How I Wrote Our Own Country

Eliza Boylston is an unsavory character who made her first appearance in The Midwife’s Revolt. But when I finished that first novel in the trilogy, I was sincerely curious about her. Someone that nasty has to have a story behind her–and I wanted to find out what it was. Poor Eliza, it turns out, endured a great deal in her young life. Although she is roughly Lizzie’s age, her story begins a lot earlier than Lizzie’s, so I needed to research an earlier decade in Cambridge, Boston, and in American history. Our Own Country begins in Cambridge, Massachusetts, before the Revolution, and then moves to Portsmouth, New Hampshire. I’ll never forget my first trip to Portsmouth. I went to get the “lay of the land,” to see where Eliza spent her time, the streets she walked, and the views she had of the harbor.

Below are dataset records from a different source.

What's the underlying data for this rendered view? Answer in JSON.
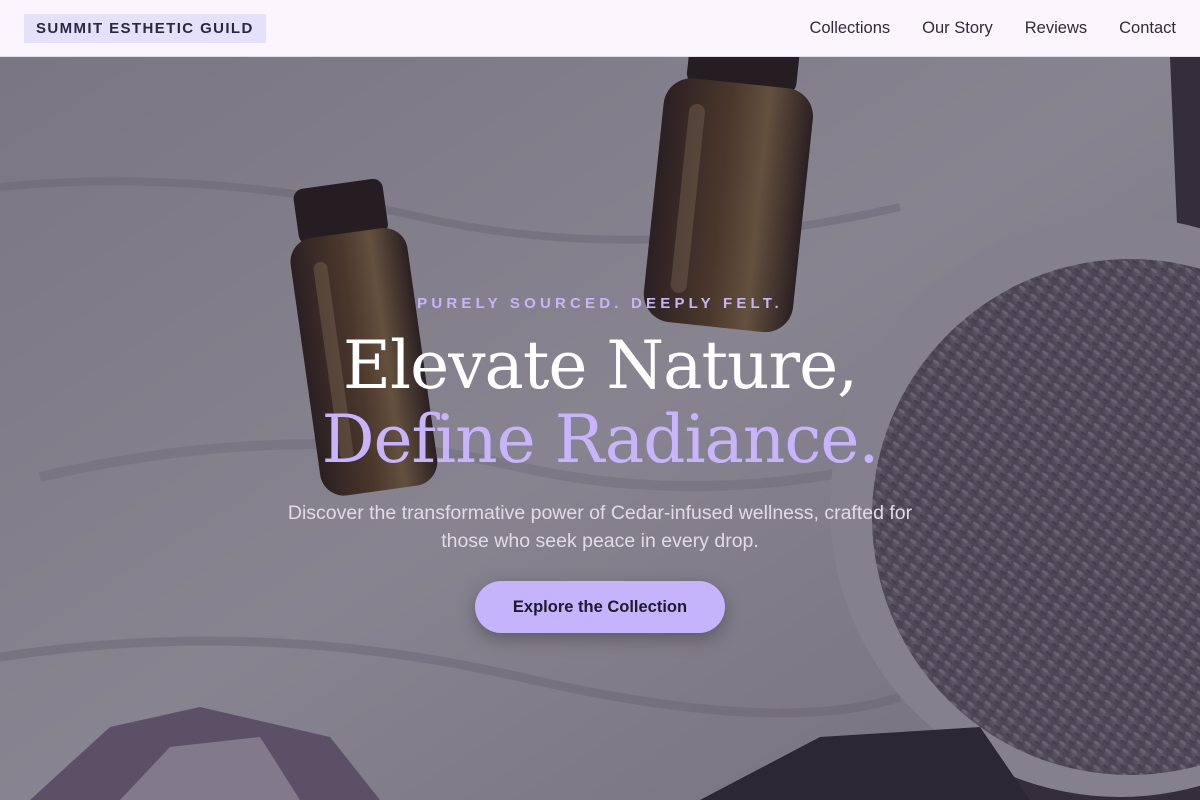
{
  "header": {
    "brand": "SUMMIT ESTHETIC GUILD",
    "nav": [
      "Collections",
      "Our Story",
      "Reviews",
      "Contact"
    ]
  },
  "hero": {
    "eyebrow": "PURELY SOURCED. DEEPLY FELT.",
    "headline_line1": "Elevate Nature,",
    "headline_line2": "Define Radiance.",
    "subtext": "Discover the transformative power of Cedar-infused wellness, crafted for those who seek peace in every drop.",
    "cta_label": "Explore the Collection"
  },
  "colors": {
    "header_bg": "#fbf5fe",
    "brand_bg": "#e6e1fa",
    "accent": "#c5b3fb",
    "eyebrow": "#c8b5f6",
    "headline_white": "#ffffff",
    "headline_accent": "#c7b4fb"
  }
}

I had a rough idea of where I wanted her to live–in the center of Portsmouth, upon the tallest hill–and so I slowly drove down Deer Street. Lo and behold, a grand, if somewhat worn 18th century home stood in precisely the spot where I imagined her home to be. It was her house! Or, more precisely, her uncle’s house. I had the uncanny feeling that it had been waiting for me to discover it. It was for sale at the time, and so I was able to take a virtual tour of the interior. Thus I had the setting of many future scenes.